I am trying to use DESeq2 to identify differentially expressed genes across different rodent species as part of a larger project on rodent evolution. I have carried out alignment using STAR, and generated my counts with HTSeq. I am only interested in one-to-one orthologues that span all of the rodent species I am working with, so these count files have been amended to show the mouse orthologue gene ID for their respective genes, but the format of the file remains the same, with ID on the left and count on the right.
Here is what I have at the moment:
directory = "/Users/emma/Desktop/Differential Expression Analysis/Data"
sampleFiles = list.files(directory)
sampleName = unlist(strsplit(sampleFiles, "Ortho.txt", fixed = TRUE))
condition = strsplit(sampleName, "^[^_]*(?:_[^_]*){0}\\K_", perl=TRUE)
species = sapply(condition, "[[", 3)
fileInfo = data.frame(sampleName, sampleFiles, species)
ddsHTSeq = DESeqDataSetFromHTSeqCount(sampleTable = fileInfo, directory = directory, design= ~ species)

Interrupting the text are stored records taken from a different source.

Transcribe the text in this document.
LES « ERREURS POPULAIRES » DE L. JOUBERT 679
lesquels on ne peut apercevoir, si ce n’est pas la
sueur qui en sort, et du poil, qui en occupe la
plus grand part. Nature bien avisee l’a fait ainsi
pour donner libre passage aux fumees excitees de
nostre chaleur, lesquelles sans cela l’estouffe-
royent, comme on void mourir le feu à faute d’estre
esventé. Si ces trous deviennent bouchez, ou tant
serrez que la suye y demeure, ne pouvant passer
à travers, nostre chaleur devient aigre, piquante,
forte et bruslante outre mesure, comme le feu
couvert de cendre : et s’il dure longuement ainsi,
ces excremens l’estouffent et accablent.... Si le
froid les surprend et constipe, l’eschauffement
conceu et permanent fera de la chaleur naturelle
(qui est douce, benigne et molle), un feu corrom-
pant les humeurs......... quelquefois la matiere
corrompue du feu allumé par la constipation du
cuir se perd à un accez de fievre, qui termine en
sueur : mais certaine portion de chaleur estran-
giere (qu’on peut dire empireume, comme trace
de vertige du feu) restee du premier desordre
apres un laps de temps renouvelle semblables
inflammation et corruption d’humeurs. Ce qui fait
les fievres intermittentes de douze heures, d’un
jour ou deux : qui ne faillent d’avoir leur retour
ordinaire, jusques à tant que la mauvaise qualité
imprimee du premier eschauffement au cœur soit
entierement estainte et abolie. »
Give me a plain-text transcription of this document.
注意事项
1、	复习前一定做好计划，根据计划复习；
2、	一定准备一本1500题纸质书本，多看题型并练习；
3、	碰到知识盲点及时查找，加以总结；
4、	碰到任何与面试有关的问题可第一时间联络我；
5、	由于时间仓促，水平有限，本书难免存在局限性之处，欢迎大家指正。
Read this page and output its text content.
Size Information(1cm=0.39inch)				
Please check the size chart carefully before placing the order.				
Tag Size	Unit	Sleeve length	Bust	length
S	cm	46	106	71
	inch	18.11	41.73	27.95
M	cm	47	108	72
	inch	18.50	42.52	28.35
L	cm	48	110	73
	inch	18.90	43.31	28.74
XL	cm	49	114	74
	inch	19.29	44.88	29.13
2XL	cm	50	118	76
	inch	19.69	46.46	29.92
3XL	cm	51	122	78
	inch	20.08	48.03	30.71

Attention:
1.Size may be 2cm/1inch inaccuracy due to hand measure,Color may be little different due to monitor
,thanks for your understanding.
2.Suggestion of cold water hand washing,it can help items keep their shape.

Which gives me the following fileInfo table:
sampleName sampleFiles species
1 SRR594397_1_Mouse SRR594397_1_MouseOrtho.txt Mouse
2 SRR594397_2_Mouse SRR594397_2_MouseOrtho.txt Mouse
3 SRR594405_1_Mouse SRR594405_1_MouseOrtho.txt Mouse
4 SRR594405_2_Mouse SRR594405_2_MouseOrtho.txt Mouse
5 SRR594414_1_Mouse SRR594414_1_MouseOrtho.txt Mouse
6 SRR594414_2_Mouse SRR594414_2_MouseOrtho.txt Mouse
7 SRR594423_1_Rat SRR594423_1_RatOrtho.txt Rat
8 SRR594423_2_Rat SRR594423_2_RatOrtho.txt Rat
9 SRR594432_1_Rat SRR594432_1_RatOrtho.txt Rat
10 SRR594432_2_Rat SRR594432_2_RatOrtho.txt Rat
11 SRR594441_1_Rat SRR594441_1_RatOrtho.txt Rat
12 SRR594441_2_Rat SRR594441_2_RatOrtho.txt Rat
But the following errors when I try to create ddsHTSeq:
Error in Ops.factor(a$V1, l[[1]]$V1) :
level sets of factors are different
In addition: Warning messages:
1: In `==.default`(a$V1, l[[1]]$V1) :
longer object length is not a multiple of shorter object length
2: In is.na(e1) | is.na(e2) :
longer object length is not a multiple of shorter object length
3: In `==.default`(a$V1, l[[1]]$V1) :
longer object length is not a multiple of shorter object length
4: In is.na(e1) | is.na(e2) :
longer object length is not a multiple of shorter object length
5: In `==.default`(a$V1, l[[1]]$V1) :
longer object length is not a multiple of shorter object length
6: In is.na(e1) | is.na(e2) :
longer object length is not a multiple of shorter object length
I have tried a number of ways, and read many documents and forum posts online, but can't seem to get past this stage. So I am just trying to work out if there is a problem with what I am doing within RStudio, or whether there is a bigger problem that I am missing in my experimental design. Being new to DESeq2 and bioinformatics in general, I am in way over my head! Any help understanding what do do with this error would be very much appreciated.
Thank you for your help. I did what you suggested, and everything is working fine.